Great addition using the Nathan's, commercial type brand or not they really do produce a great tasting line of products.


----------



## mossymo (Dec 9, 2009)

Very nice, your co-workers will request them from you always now when doing a potluck !!!


----------



## gruelurks (Dec 9, 2009)

Nice job they look awesome! Where are you located in MI?


----------



## beer-b-q (Dec 9, 2009)

Those Look Great...


----------



## blue (Dec 9, 2009)

I like making them and they really are inexpensive to make so I am all about make my co-workers happy.

 Thanks MH. Once they are all addicted...I'll pull the plug until they give in...LOL

 They were so good, I thought about keeping them and just donating $5 towards the fried chicken.

 They are a great group of people...I do have to say. They make showing up to work everyay a little easier.

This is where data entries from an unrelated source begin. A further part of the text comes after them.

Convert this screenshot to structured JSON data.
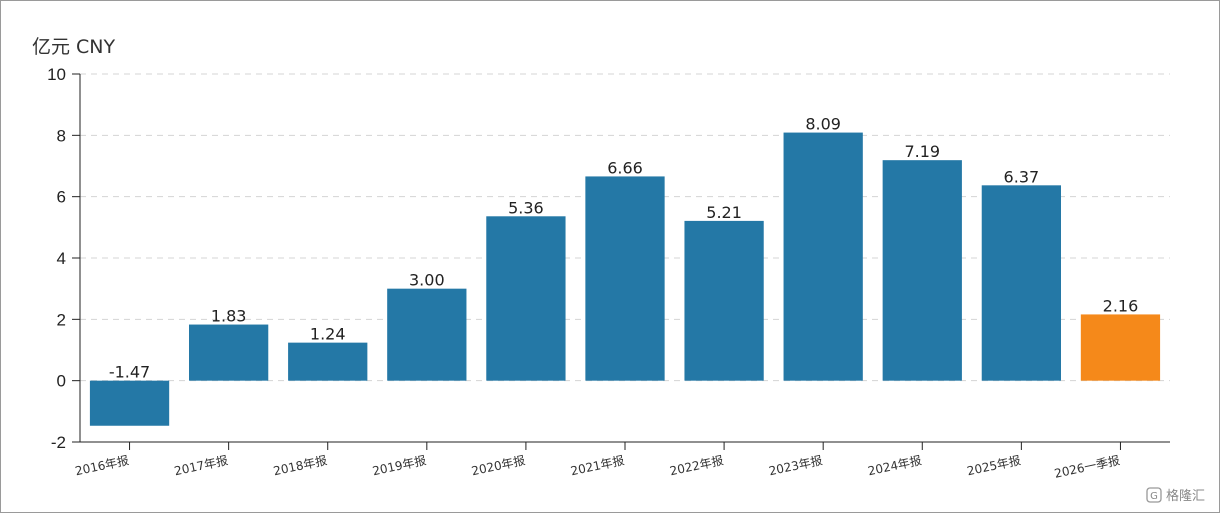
{
  "chart_data": {
    "type": "bar",
    "unit_label": "亿元  CNY",
    "categories": [
      "2016年报",
      "2017年报",
      "2018年报",
      "2019年报",
      "2020年报",
      "2021年报",
      "2022年报",
      "2023年报",
      "2024年报",
      "2025年报",
      "2026一季报"
    ],
    "values": [
      -1.47,
      1.83,
      1.24,
      3.0,
      5.36,
      6.66,
      5.21,
      8.09,
      7.19,
      6.37,
      2.16
    ],
    "data_labels": [
      "-1.47",
      "1.83",
      "1.24",
      "3.00",
      "5.36",
      "6.66",
      "5.21",
      "8.09",
      "7.19",
      "6.37",
      "2.16"
    ],
    "ylim": [
      -2,
      10
    ],
    "yticks": [
      -2,
      0,
      2,
      4,
      6,
      8,
      10
    ],
    "ytick_labels": [
      "-2",
      "0",
      "2",
      "4",
      "6",
      "8",
      "10"
    ],
    "grid": true,
    "colors": {
      "default": "#2478a6",
      "highlight": "#f5891a",
      "highlight_index": 10
    }
  },
  "watermark": {
    "text": "格隆汇",
    "icon": "g-logo-icon"
  }
}
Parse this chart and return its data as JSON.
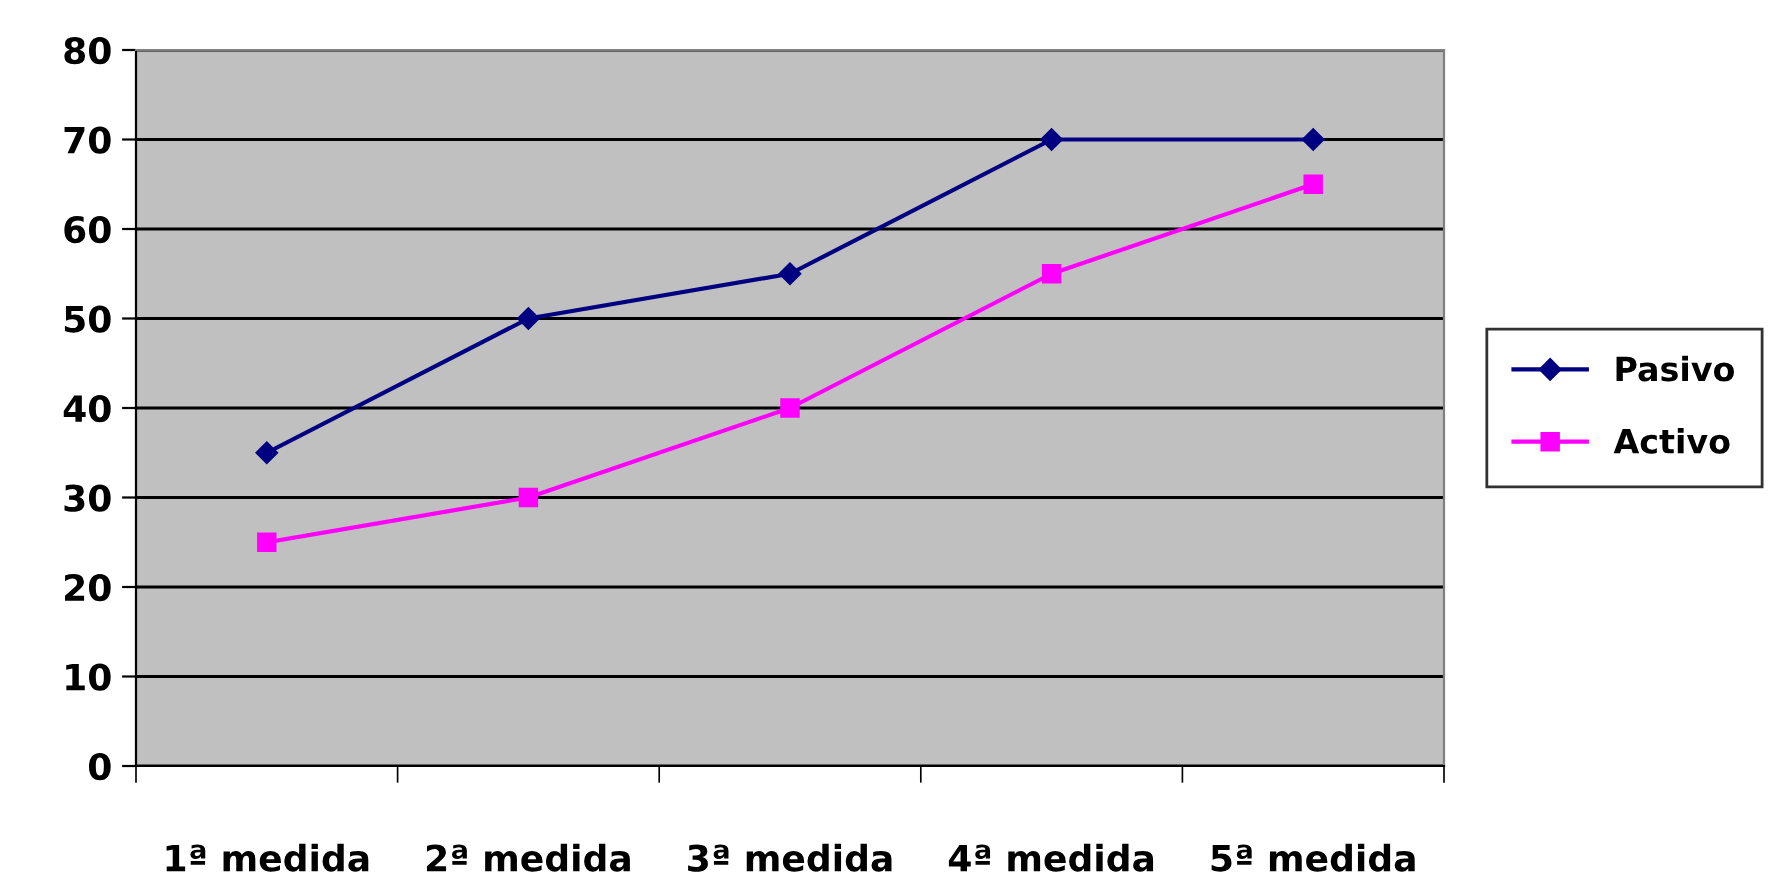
{
  "chart_data": {
    "type": "line",
    "categories": [
      "1ª medida",
      "2ª medida",
      "3ª medida",
      "4ª medida",
      "5ª medida"
    ],
    "series": [
      {
        "name": "Pasivo",
        "color": "#000080",
        "marker": "diamond",
        "values": [
          35,
          50,
          55,
          70,
          70
        ]
      },
      {
        "name": "Activo",
        "color": "#ff00ff",
        "marker": "square",
        "values": [
          25,
          30,
          40,
          55,
          65
        ]
      }
    ],
    "ylim": [
      0,
      80
    ],
    "yticks": [
      0,
      10,
      20,
      30,
      40,
      50,
      60,
      70,
      80
    ],
    "grid": "y",
    "legend": "right",
    "line_style": "solid"
  }
}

 They had em at Costco a few weeks back for a great price...couldn't pass it up.

 I live in Warren but spend most my time in Troy/Royal Oak.

I was lucky...I got the turds off the smoker minutes before the sleet started. I am posting this from the office this morning and there is a big buzz already about the ABTs. Everyone is excited.


----------



## warthog (Dec 9, 2009)

Great looking ABTs there.


----------



## mballi3011 (Dec 9, 2009)

Now those are some ,mighty fine looking Abt's there Blue. You will be the talk of the lunch table for sure with those. Now to the Nathan's brand little smokey's are they the same nathan's like the hot dogs?? Cause if they are we have never seen them here in Fla. before.


----------



## blue (Dec 9, 2009)

They are the same...I've only saw them once and bought them at Costco...and never saw them again.


----------



## ciolli (Dec 9, 2009)

Wow those look awesome, never thought of using smokies in there but I will have to try that next time. I make ABT's for an office party once, and now every potluck we have everyone requests something off the smoker. Did a turkey last thanksgiving, tri-tip for a anniversary party, so much fun sharing your hobby with others. Great job!


----------



## pignit (Dec 9, 2009)

That's the first thing that went through my head when I read your title. I can't go anywhere anymore without a pan full of ABTz... those look shweeeet!


----------



## rygr (Dec 9, 2009)

I have one question.  How do I become one of your co-workers?  I can start tomorrow as long as you whip up another batch.  Those look terrific.  Thanks for sharing.


----------



## blue (Dec 9, 2009)

So the ABTs were a BIG hit.  None Left Over 
	

	
	
		
		



		
		
	


	





We also had a chocolate fountain.  So I did it.  I dunked an ABT in the chocolate fountain and it was not bad.  It wasn't as good as I hoped it would be...but not bad. It actually took a little bit of the heat off.  I think I'll leave the chocolate for desert only next time.


----------



## fire it up (Dec 9, 2009)

I have to give you points for the chocolate ABT, I'm still laughing after reading that


----------



## waysideranch (Dec 9, 2009)

Great job AJ.  Lucky co-wokers


----------



## john3198 (Dec 13, 2009)

Chocolate is good on darn near anything. Why not ABT's?


----------